Егор, все это время моливший бога, чтобы о нем забыли, с ужасом понял, что его час пробил. Он все ещё не мог пошевелиться, словно придавленный бетонной плитой к полу. А когда эта гарпия будет терзать его тело, он не сможет даже закричать от боли Что может быть противнее?

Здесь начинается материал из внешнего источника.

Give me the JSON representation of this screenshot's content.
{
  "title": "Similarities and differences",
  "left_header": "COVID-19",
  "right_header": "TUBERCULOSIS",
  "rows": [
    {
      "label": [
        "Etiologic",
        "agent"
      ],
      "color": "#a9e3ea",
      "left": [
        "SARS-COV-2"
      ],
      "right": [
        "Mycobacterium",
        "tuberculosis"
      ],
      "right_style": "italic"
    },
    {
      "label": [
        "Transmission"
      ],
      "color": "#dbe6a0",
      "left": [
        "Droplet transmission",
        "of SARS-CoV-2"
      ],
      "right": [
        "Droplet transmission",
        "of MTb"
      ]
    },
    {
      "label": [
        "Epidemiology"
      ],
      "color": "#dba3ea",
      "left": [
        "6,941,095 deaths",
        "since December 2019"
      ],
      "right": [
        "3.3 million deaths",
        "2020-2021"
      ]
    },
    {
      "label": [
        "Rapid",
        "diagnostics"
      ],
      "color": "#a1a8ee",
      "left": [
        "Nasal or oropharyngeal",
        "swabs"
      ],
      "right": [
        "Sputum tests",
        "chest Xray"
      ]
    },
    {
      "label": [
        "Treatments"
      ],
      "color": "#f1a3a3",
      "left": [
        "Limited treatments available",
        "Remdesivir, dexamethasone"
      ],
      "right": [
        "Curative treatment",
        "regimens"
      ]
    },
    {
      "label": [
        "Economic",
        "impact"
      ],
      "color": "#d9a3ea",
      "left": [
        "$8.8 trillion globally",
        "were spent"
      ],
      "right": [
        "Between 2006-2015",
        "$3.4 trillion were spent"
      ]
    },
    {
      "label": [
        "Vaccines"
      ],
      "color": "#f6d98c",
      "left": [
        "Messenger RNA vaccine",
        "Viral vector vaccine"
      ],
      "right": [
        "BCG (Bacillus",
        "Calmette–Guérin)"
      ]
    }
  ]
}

Он услышал торопливый топот Светланиных каблуков, и по мере их приближения в нем гасла последняя надежда на чудесное избавление от всего этого кошмара. Реальность оказалась страшнее, чем он мог себе представить, и все пережитое до сих пор показалось детской забавой. Он лежал, в буквальном смысле слова умирая от ужаса и чувствуя, как шевелятся волосы на голове, а сердце застыло в нечеловеческом напряжении…

Он не мог закрыть глаза и вынужден был смотреть, как Светлана, остановившись у его ног, раздирает себе ногтями лицо и слизывает с пальцев кровь своим жадным языком. Глаза её были безумны, рот страшно оскален, но она почему-то не трогала пока его, видно распаляя себя хриплыми стонами и отвратительным повизгиванием. Её скрюченные, окровавленные пальцы вдруг потянулись к нему, глаза сверкнули слепой ненавистью, она присела, как кошка, рыкнула по-звериному и прыгнула…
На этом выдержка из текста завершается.